La violenza armata rappresenta un ostacolo allo sviluppo globale e rende più difficile la messa in opera degli obiettivi del millennio delle Nazioni unite, ha dichiarato il rappresentante elvetico all’ONU.
Più di 740’000 persone muoiono ogni anno a causa dell’utilizzo di armi. L’ONU ha adottato nel 2006 la dichiarazione di Ginevra sulla violenza armata e sullo sviluppo con l’obiettivo di ridurre questo numero. Più di cento Stati hanno firmato il documento dalla sua approvazione.

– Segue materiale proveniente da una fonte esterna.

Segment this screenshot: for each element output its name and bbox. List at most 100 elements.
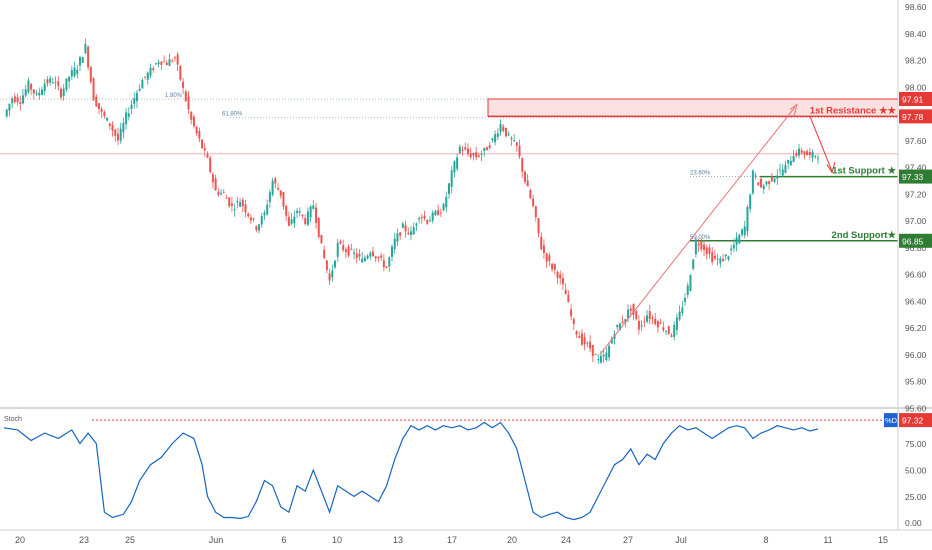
candle-body bbox=[249, 217, 252, 221]
projection-line bbox=[599, 106, 796, 355]
candle-body bbox=[306, 211, 309, 225]
candle-body bbox=[700, 241, 703, 250]
candle-body bbox=[765, 181, 768, 185]
candle-body bbox=[182, 81, 185, 88]
candle-body bbox=[84, 44, 87, 54]
candle-body bbox=[95, 96, 98, 107]
candle-body bbox=[108, 123, 111, 126]
time-tick-label: Jul bbox=[675, 535, 687, 545]
candle-body bbox=[225, 197, 228, 199]
candle-body bbox=[646, 315, 649, 322]
stoch-legend-label: %D bbox=[885, 416, 898, 425]
candle-body bbox=[418, 218, 421, 220]
candle-body bbox=[206, 154, 209, 158]
price-tick-label: 95.60 bbox=[905, 404, 927, 414]
candle-body bbox=[236, 200, 239, 203]
resistance-label: 1st Resistance ★★ bbox=[810, 105, 897, 116]
candle-body bbox=[30, 83, 33, 90]
candle-body bbox=[410, 231, 412, 235]
candle-body bbox=[87, 46, 90, 68]
candle-body bbox=[469, 153, 472, 158]
candle-body bbox=[586, 342, 589, 344]
candle-body bbox=[694, 239, 697, 255]
price-tick-label: 96.20 bbox=[905, 323, 927, 333]
fib-label: 61.80% bbox=[222, 112, 243, 118]
candle-body bbox=[523, 171, 526, 182]
candle-body bbox=[599, 355, 602, 363]
candle-body bbox=[285, 205, 288, 216]
candle-body bbox=[428, 220, 431, 222]
candle-body bbox=[632, 303, 635, 315]
candle-body bbox=[339, 241, 342, 244]
candle-body bbox=[716, 258, 719, 260]
candle-body bbox=[141, 80, 144, 89]
candle-body bbox=[415, 223, 418, 226]
candle-body bbox=[230, 203, 233, 206]
stoch-title: Stoch bbox=[4, 416, 22, 423]
candle-body bbox=[35, 93, 38, 95]
candle-body bbox=[114, 129, 117, 136]
support-1-label: 1st Support ★ bbox=[832, 166, 896, 177]
time-tick-label: 6 bbox=[281, 535, 286, 545]
time-tick-label: 27 bbox=[623, 535, 633, 545]
candle-body bbox=[19, 102, 22, 104]
candle-body bbox=[380, 255, 383, 258]
candle-body bbox=[575, 331, 578, 335]
candle-body bbox=[437, 210, 440, 216]
candle-body bbox=[651, 317, 654, 319]
candle-body bbox=[184, 91, 187, 102]
candle-body bbox=[92, 78, 95, 101]
price-tick-label: 96.60 bbox=[905, 270, 927, 280]
candle-body bbox=[578, 336, 581, 338]
candle-body bbox=[160, 61, 163, 65]
candle-body bbox=[665, 331, 668, 333]
candle-body bbox=[201, 139, 204, 149]
candle-body bbox=[491, 138, 494, 141]
price-badge-96-85-bg bbox=[899, 233, 932, 248]
price-tick-label: 98.60 bbox=[905, 2, 927, 12]
candle-body bbox=[323, 249, 326, 259]
candle-body bbox=[195, 126, 198, 134]
candle-body bbox=[605, 352, 608, 361]
stoch-line bbox=[3, 421, 819, 521]
candle-body bbox=[798, 148, 801, 156]
candle-body bbox=[583, 337, 586, 345]
candle-body bbox=[279, 190, 282, 196]
candle-body bbox=[510, 137, 513, 140]
candle-body bbox=[515, 142, 518, 146]
candle-body bbox=[125, 112, 128, 125]
candle-body bbox=[420, 217, 423, 218]
candle-body bbox=[239, 202, 242, 207]
candle-body bbox=[222, 192, 225, 194]
stoch-legend-bg bbox=[884, 413, 898, 428]
candle-body bbox=[68, 76, 71, 82]
candle-body bbox=[456, 157, 459, 169]
candle-body bbox=[494, 134, 497, 143]
candle-body bbox=[458, 146, 461, 154]
candle-body bbox=[719, 258, 722, 264]
candle-body bbox=[130, 104, 133, 109]
candle-body bbox=[171, 60, 174, 62]
candle-body bbox=[795, 153, 798, 156]
candle-body bbox=[11, 98, 14, 104]
candle-body bbox=[447, 183, 450, 194]
candle-body bbox=[667, 326, 670, 334]
candle-body bbox=[485, 147, 488, 151]
candle-body bbox=[654, 318, 657, 324]
candle-body bbox=[811, 151, 814, 158]
candle-body bbox=[122, 122, 125, 133]
price-badge-97-78-bg bbox=[899, 109, 932, 124]
candle-body bbox=[293, 216, 296, 224]
candle-body bbox=[480, 153, 483, 155]
candle-body bbox=[287, 216, 290, 226]
candle-body bbox=[529, 190, 532, 199]
time-tick-label: 15 bbox=[878, 535, 888, 545]
candle-body bbox=[553, 264, 556, 270]
candle-body bbox=[629, 308, 632, 311]
annotations: 1st Resistance ★★ 1st Support ★ 2nd Suppor… bbox=[599, 91, 932, 428]
candle-body bbox=[803, 151, 806, 155]
candle-body bbox=[564, 289, 567, 295]
candle-body bbox=[274, 178, 277, 184]
candle-body bbox=[211, 174, 214, 183]
candle-body bbox=[784, 165, 787, 173]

Un rapporto del segretario generale dell’ONU mostra ormai le vie da percorrere per favorire uno sviluppo socialmente equo e diminuire in tal modo l’utilizzo di armi. Come membro del gruppo per l’applicazione della dichiarazione di Ginevra sulla violenza armata e lo sviluppo, la Svizzera sostiene questo rapporto.
Il gruppo – di cui fanno parte in particolare il Brasile, la Gran Bretagna e la Spagna – spera di riuscire a far votare una risoluzione durante la sessione dell’assemblea generale. Il documento potrebbe essere in seguito adottato in occasione di un vertice dei capi di Stato e di governo.